Whatever causes entanglements, said Amy Knowlton, a senior scientist at the New England Aquarium, the episodes have become worse in recent years. Improvements in rope have made the cordage stronger and, therefore, harder for whales to escape. About 85 percent of all North Atlantic right whales bear rope scars, and the problem now causes an average of 3.25 deaths and severe injuries per year..

Females seem to be hit the hardest, Knowlton said. Only a third of female whales that experience severe entanglement survive, and those that do are less able to have calves.
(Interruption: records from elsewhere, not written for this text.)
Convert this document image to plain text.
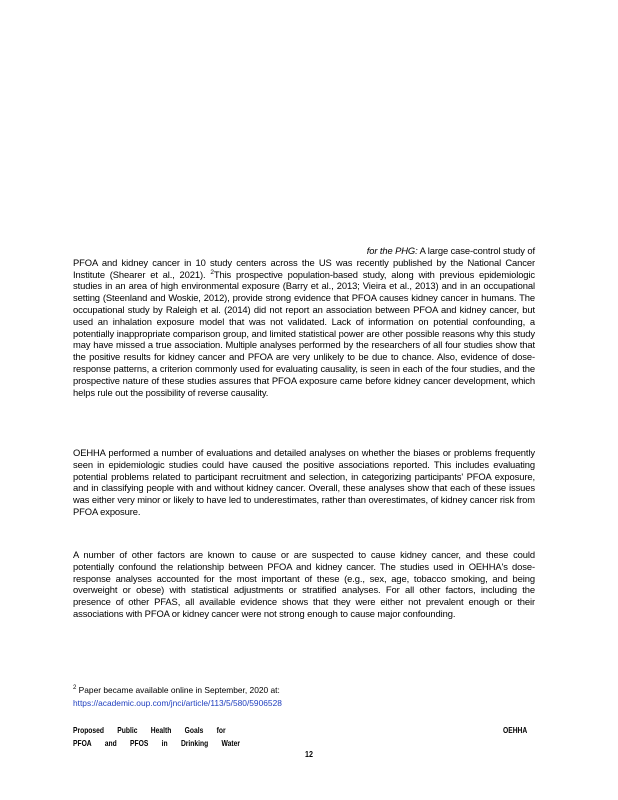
for the PHG: A large case-control study of
PFOA and kidney cancer in 10 study centers across the US was recently published by the National Cancer Institute (Shearer et al., 2021). $^2$This prospective population-based study, along with previous epidemiologic studies in an area of high environmental exposure (Barry et al., 2013; Vieira et al., 2013) and in an occupational setting (Steenland and Woskie, 2012), provide strong evidence that PFOA causes kidney cancer in humans. The occupational study by Raleigh et al. (2014) did not report an association between PFOA and kidney cancer, but used an inhalation exposure model that was not validated. Lack of information on potential confounding, a potentially inappropriate comparison group, and limited statistical power are other possible reasons why this study may have missed a true association. Multiple analyses performed by the researchers of all four studies show that the positive results for kidney cancer and PFOA are very unlikely to be due to chance. Also, evidence of dose-response patterns, a criterion commonly used for evaluating causality, is seen in each of the four studies, and the prospective nature of these studies assures that PFOA exposure came before kidney cancer development, which helps rule out the possibility of reverse causality.

OEHHA performed a number of evaluations and detailed analyses on whether the biases or problems frequently seen in epidemiologic studies could have caused the positive associations reported. This includes evaluating potential problems related to participant recruitment and selection, in categorizing participants' PFOA exposure, and in classifying people with and without kidney cancer. Overall, these analyses show that each of these issues was either very minor or likely to have led to underestimates, rather than overestimates, of kidney cancer risk from PFOA exposure.

A number of other factors are known to cause or are suspected to cause kidney cancer, and these could potentially confound the relationship between PFOA and kidney cancer. The studies used in OEHHA's dose-response analyses accounted for the most important of these (e.g., sex, age, tobacco smoking, and being overweight or obese) with statistical adjustments or stratified analyses. For all other factors, including the presence of other PFAS, all available evidence shows that they were either not prevalent enough or their associations with PFOA or kidney cancer were not strong enough to cause major confounding.

$^2$ Paper became available online in September, 2020 at:
https://academic.oup.com/jnci/article/113/5/580/5906528
Proposed Public Health Goals for
PFOA and PFOS in Drinking Water
OEHHA
12
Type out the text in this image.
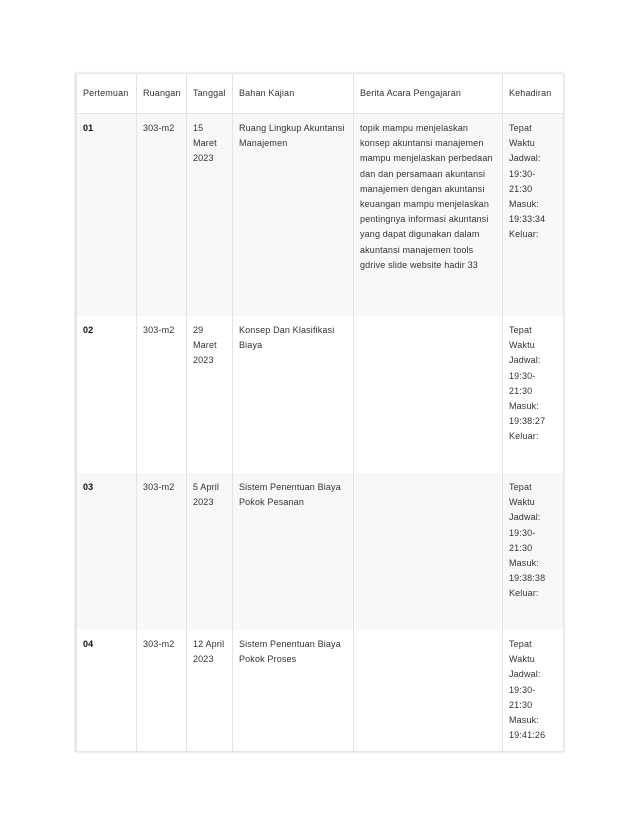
Pertemuan	Ruangan	Tanggal	Bahan Kajian	Berita Acara Pengajaran	Kehadiran
01	303-m2	15 Maret 2023	Ruang Lingkup Akuntansi Manajemen	topik mampu menjelaskan konsep akuntansi manajemen mampu menjelaskan perbedaan dan dan persamaan akuntansi manajemen dengan akuntansi keuangan mampu menjelaskan pentingnya informasi akuntansi yang dapat digunakan dalam akuntansi manajemen tools gdrive slide website hadir 33	Tepat Waktu Jadwal: 19:30-21:30 Masuk: 19:33:34 Keluar:
02	303-m2	29 Maret 2023	Konsep Dan Klasifikasi Biaya		Tepat Waktu Jadwal: 19:30-21:30 Masuk: 19:38:27 Keluar:
03	303-m2	5 April 2023	Sistem Penentuan Biaya Pokok Pesanan		Tepat Waktu Jadwal: 19:30-21:30 Masuk: 19:38:38 Keluar:
04	303-m2	12 April 2023	Sistem Penentuan Biaya Pokok Proses		Tepat Waktu Jadwal: 19:30-21:30 Masuk: 19:41:26
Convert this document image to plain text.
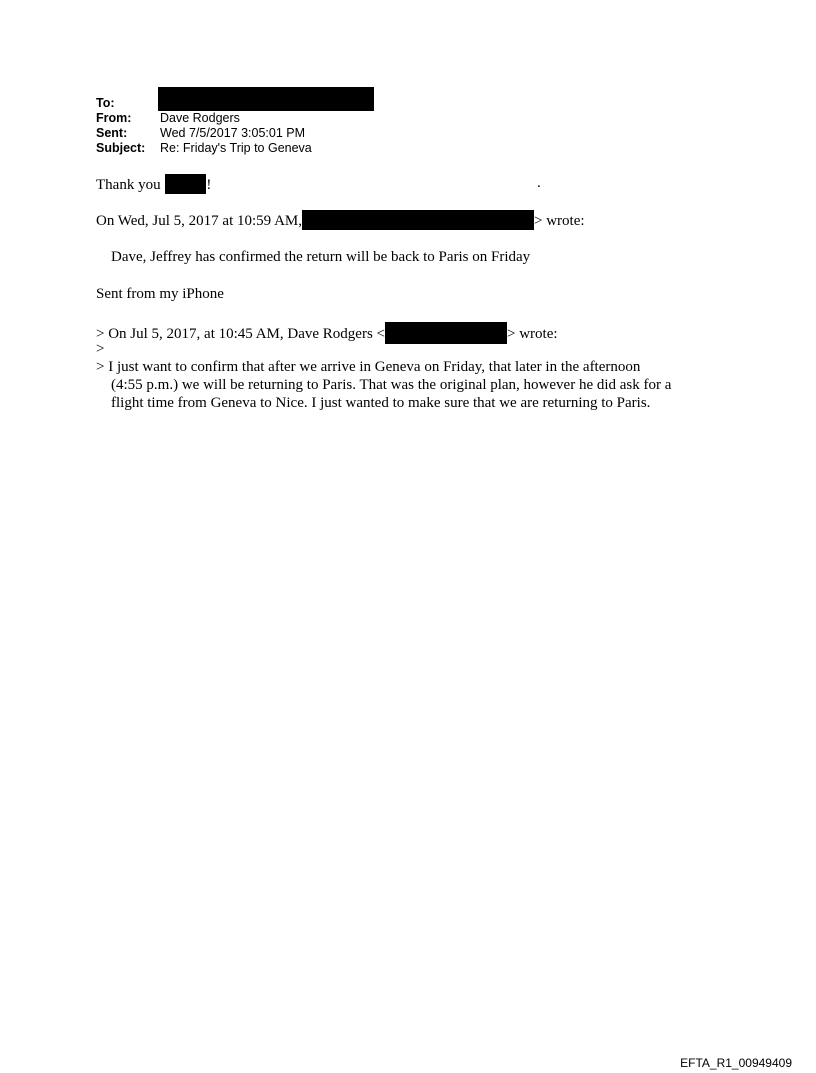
To:
From:	Dave Rodgers
Sent:	Wed 7/5/2017 3:05:01 PM
Subject:	Re: Friday's Trip to Geneva
Thank you	!	.
On Wed, Jul 5, 2017 at 10:59 AM,	> wrote:
Dave, Jeffrey has confirmed the return will be back to Paris on Friday
Sent from my iPhone
> On Jul 5, 2017, at 10:45 AM, Dave Rodgers <	> wrote:
>
> I just want to confirm that after we arrive in Geneva on Friday, that later in the afternoon
(4:55 p.m.) we will be returning to Paris. That was the original plan, however he did ask for a
flight time from Geneva to Nice. I just wanted to make sure that we are returning to Paris.
EFTA_R1_00949409
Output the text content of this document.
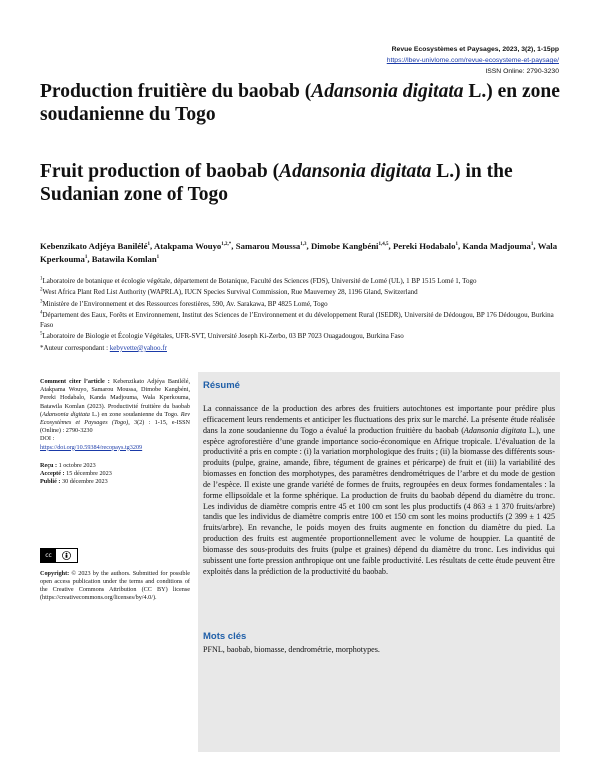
Revue Ecosystèmes et Paysages, 2023, 3(2), 1-15pp
https://lbev-univlome.com/revue-ecosysteme-et-paysage/
ISSN Online: 2790-3230
Production fruitière du baobab (Adansonia digitata L.) en zone soudanienne du Togo
Fruit production of baobab (Adansonia digitata L.) in the Sudanian zone of Togo
Kebenzikato Adjéya Banilélé$^1$, Atakpama Wouyo$^{1,2,*}$, Samarou Moussa$^{1,3}$, Dimobe Kangbéni$^{1,4,5}$, Pereki Hodabalo$^1$, Kanda Madjouma$^1$, Wala Kperkouma$^1$, Batawila Komlan$^1$

$^1$Laboratoire de botanique et écologie végétale, département de Botanique, Faculté des Sciences (FDS), Université de Lomé (UL), 1 BP 1515 Lomé 1, Togo

$^2$West Africa Plant Red List Authority (WAPRLA), IUCN Species Survival Commission, Rue Mauverney 28, 1196 Gland, Switzerland

$^3$Ministère de l’Environnement et des Ressources forestières, 590, Av. Sarakawa, BP 4825 Lomé, Togo

$^4$Département des Eaux, Forêts et Environnement, Institut des Sciences de l’Environnement et du développement Rural (ISEDR), Université de Dédougou, BP 176 Dédougou, Burkina Faso

$^5$Laboratoire de Biologie et Écologie Végétales, UFR-SVT, Université Joseph Ki-Zerbo, 03 BP 7023 Ouagadougou, Burkina Faso

*Auteur correspondant : kebyvette@yahoo.fr

Comment citer l’article : Kebenzikato Adjéya Banilélé, Atakpama Wouyo, Samarou Moussa, Dimobe Kangbéni, Pereki Hodabalo, Kanda Madjouma, Wala Kperkouma, Batawila Komlan (2023). Productivité fruitière du baobab (Adansonia digitata L.) en zone soudanienne du Togo. Rev Ecosystèmes et Paysages (Togo), 3(2) : 1-15, e-ISSN (Online) : 2790-3230
DOI :
https://doi.org/10.59384/recopays.tg3209
Reçu : 1 octobre 2023
Accepté : 15 décembre 2023
Publié : 30 décembre 2023
cc
Copyright: © 2023 by the authors. Submitted for possible open access publication under the terms and conditions of the Creative Commons Attribution (CC BY) license (https://creativecommons.org/licenses/by/4.0/).
Résumé
La connaissance de la production des arbres des fruitiers autochtones est importante pour prédire plus efficacement leurs rendements et anticiper les fluctuations des prix sur le marché. La présente étude réalisée dans la zone soudanienne du Togo a évalué la production fruitière du baobab (Adansonia digitata L.), une espèce agroforestière d’une grande importance socio-économique en Afrique tropicale. L’évaluation de la productivité a pris en compte : (i) la variation morphologique des fruits ; (ii) la biomasse des différents sous-produits (pulpe, graine, amande, fibre, tégument de graines et péricarpe) de fruit et (iii) la variabilité des biomasses en fonction des morphotypes, des paramètres dendrométriques de l’arbre et du mode de gestion de l’espèce. Il existe une grande variété de formes de fruits, regroupées en deux formes fondamentales : la forme ellipsoïdale et la forme sphérique. La production de fruits du baobab dépend du diamètre du tronc. Les individus de diamètre compris entre 45 et 100 cm sont les plus productifs (4 863 ± 1 370 fruits/arbre) tandis que les individus de diamètre compris entre 100 et 150 cm sont les moins productifs (2 399 ± 1 425 fruits/arbre). En revanche, le poids moyen des fruits augmente en fonction du diamètre du pied. La production des fruits est augmentée proportionnellement avec le volume de houppier. La quantité de biomasse des sous-produits des fruits (pulpe et graines) dépend du diamètre du tronc. Les individus qui subissent une forte pression anthropique ont une faible productivité. Les résultats de cette étude peuvent être exploités dans la prédiction de la productivité du baobab.
Mots clés
PFNL, baobab, biomasse, dendrométrie, morphotypes.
Fishers have tried bunching together traps on a single line to reduce the amount of rope in the water – but entanglements keep happening. Scientists have suggested ropeless traps that could be summoned to the surface electronically – but lobstermen balked at the prices involved. Color–coding gear so it can be traced might help in tracking the most dangerous places for whales, but a fishing gear manufacturer said his company probably would not be able to make and sell enough distinctive rope.
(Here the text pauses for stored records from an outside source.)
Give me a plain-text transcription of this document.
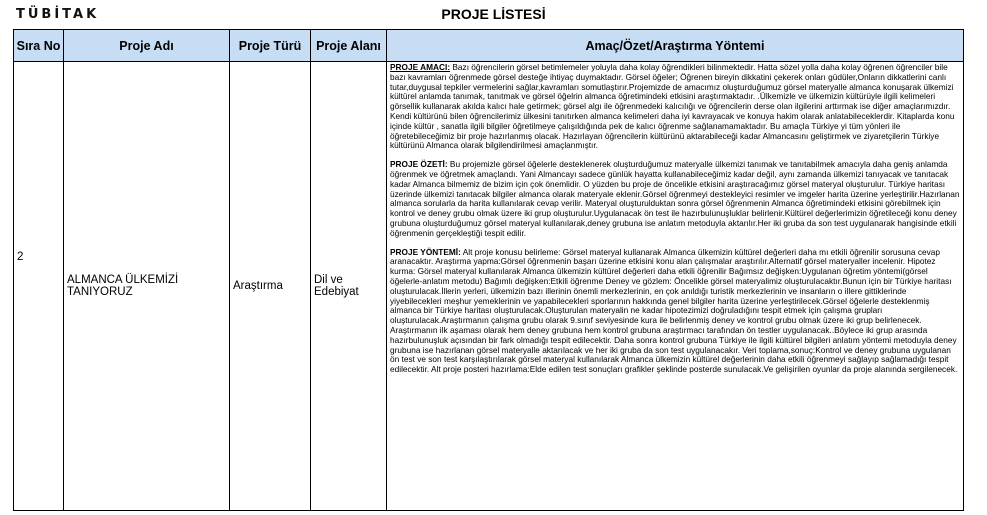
TÜBİTAK	PROJE LİSTESİ
Sıra No	Proje Adı	Proje Türü	Proje Alanı	Amaç/Özet/Araştırma Yöntemi
2	ALMANCA ÜLKEMİZİ TANIYORUZ	Araştırma	Dil ve Edebiyat	PROJE AMACI: Bazı öğrencilerin görsel betimlemeler yoluyla daha kolay öğrendikleri bilinmektedir. Hatta sözel yolla daha kolay öğrenen öğrenciler bile bazı kavramları öğrenmede görsel desteğe ihtiyaç duymaktadır. Görsel öğeler; Öğrenen bireyin dikkatini çekerek onları güdüler,Onların dikkatlerini canlı tutar,duygusal tepkiler vermelerini sağlar,kavramları somutlaştırır.Projemizde de amacımız oluşturduğumuz görsel materyalle almanca konuşarak ülkemizi kültürel anlamda tanımak, tanıtmak ve görsel öğelrin almanca öğretimindeki etkisini araştırmaktadır. .Ülkemizle ve ülkemizin kültürüyle ilgili kelimeleri görsellik kullanarak akılda kalıcı hale getirmek; görsel algı ile öğrenmedeki kalıcılığı ve öğrencilerin derse olan ilgilerini arttırmak ise diğer amaçlarımızdır. Kendi kültürünü bilen öğrencilerimiz ülkesini tanıtırken almanca kelimeleri daha iyi kavrayacak ve konuya hakim olarak anlatabileceklerdir. Kitaplarda konu içinde kültür , sanatla ilgili bilgiler öğretilmeye çalışıldığında pek de kalıcı öğrenme sağlanamamaktadır. Bu amaçla Türkiye yi tüm yönleri ile öğretebileceğimiz bir proje hazırlanmış olacak. Hazırlayan öğrencilerin kültürünü aktarabileceği kadar Almancasını geliştirmek ve ziyaretçilerin Türkiye kültürünü Almanca olarak bilgilendirilmesi amaçlanmıştır.
PROJE ÖZETİ: Bu projemizle görsel öğelerle desteklenerek oluşturduğumuz materyalle ülkemizi tanımak ve tanıtabilmek amacıyla daha geniş anlamda öğrenmek ve öğretmek amaçlandı. Yani Almancayı sadece günlük hayatta kullanabileceğimiz kadar değil, aynı zamanda ülkemizi tanıyacak ve tanıtacak kadar Almanca bilmemiz de bizim için çok önemlidir. O yüzden bu proje de öncelikle etkisini araştıracağımız görsel materyal oluşturulur. Türkiye haritası üzerinde ülkemizi tanıtacak bilgiler almanca olarak materyale eklenir.Görsel öğrenmeyi destekleyici resimler ve imgeler harita üzerine yerleştirilir.Hazırlanan almanca sorularla da harita kullanılarak cevap verilir. Materyal oluşturulduktan sonra görsel öğrenmenin Almanca öğretimindeki etkisini görebilmek için kontrol ve deney grubu olmak üzere iki grup oluşturulur.Uygulanacak ön test ile hazırbulunuşluklar belirlenir.Kültürel değerlerimizin öğretileceği konu deney grubuna oluşturduğumuz görsel materyal kullanılarak,deney grubuna ise anlatım metoduyla aktarılır.Her iki gruba da son test uygulanarak hangisinde etkili öğrenmenin gerçekleştiği tespit edilir.
PROJE YÖNTEMİ: Alt proje konusu belirleme: Görsel materyal kullanarak Almanca ülkemizin kültürel değerleri daha mı etkili öğrenilir sorusuna cevap aranacaktır. Araştırma yapma:Görsel öğrenmenin başarı üzerine etkisini konu alan çalışmalar araştırılır.Alternatif görsel materyaller incelenir. Hipotez kurma: Görsel materyal kullanılarak Almanca ülkemizin kültürel değerleri daha etkili öğrenilir Bağımsız değişken:Uygulanan öğretim yöntemi(görsel öğelerle-anlatım metodu) Bağımlı değişken:Etkili öğrenme Deney ve gözlem: Öncelikle görsel materyalimiz oluşturulacaktır.Bunun için bir Türkiye haritası oluşturulacak.İllerin yerleri, ülkemizin bazı illerinin önemli merkezlerinin, en çok anıldığı turistik merkezlerinin ve insanların o illere gittiklerinde yiyebilecekleri meşhur yemeklerinin ve yapabilecekleri sporlarının hakkında genel bilgiler harita üzerine yerleştirilecek.Görsel öğelerle desteklenmiş almanca bir Türkiye haritası oluşturulacak.Oluşturulan materyalin ne kadar hipotezimizi doğruladığını tespit etmek için çalışma grupları oluşturulacak.Araştırmanın çalışma grubu olarak 9.sınıf seviyesinde kura ile belirlenmiş deney ve kontrol grubu olmak üzere iki grup belirlenecek. Araştırmanın ilk aşaması olarak hem deney grubuna hem kontrol grubuna araştırmacı tarafından ön testler uygulanacak..Böylece iki grup arasında hazırbulunuşluk açısından bir fark olmadığı tespit edilecektir. Daha sonra kontrol grubuna Türkiye ile ilgili kültürel bilgileri anlatım yöntemi metoduyla deney grubuna ise hazırlanan görsel materyalle aktarılacak ve her iki gruba da son test uygulanacakır. Veri toplama,sonuç:Kontrol ve deney grubuna uygulanan ön test ve son test karşılaştırılarak görsel materyal kullanılarak Almanca ülkemizin kültürel değerlerinin daha etkili öğrenmeyi sağlayıp sağlamadığı tespit edilecektir. Alt proje posteri hazırlama:Elde edilen test sonuçları grafikler şeklinde posterde sunulacak.Ve gelişirilen oyunlar da proje alanında sergilenecek.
Erica Fuller, an attorney with the Conservation Law Foundation, observed the proceedings with growing frustration.

“We’re facing extinction,” she said afterward. “We don’t have time to say nothing works, or everything is too expensive.”

Her organization is one of several conservation groups to sue the National Marine Fisheries Service over a recent biological opinion regarding right whales. .

Fuller noted that after last year’s mortalities, Canada acted quickly, including area closures, speed restrictions and a $167 million investment in research.

“I don’t think there are easy solutions,” she said. “But I think there are solutions.”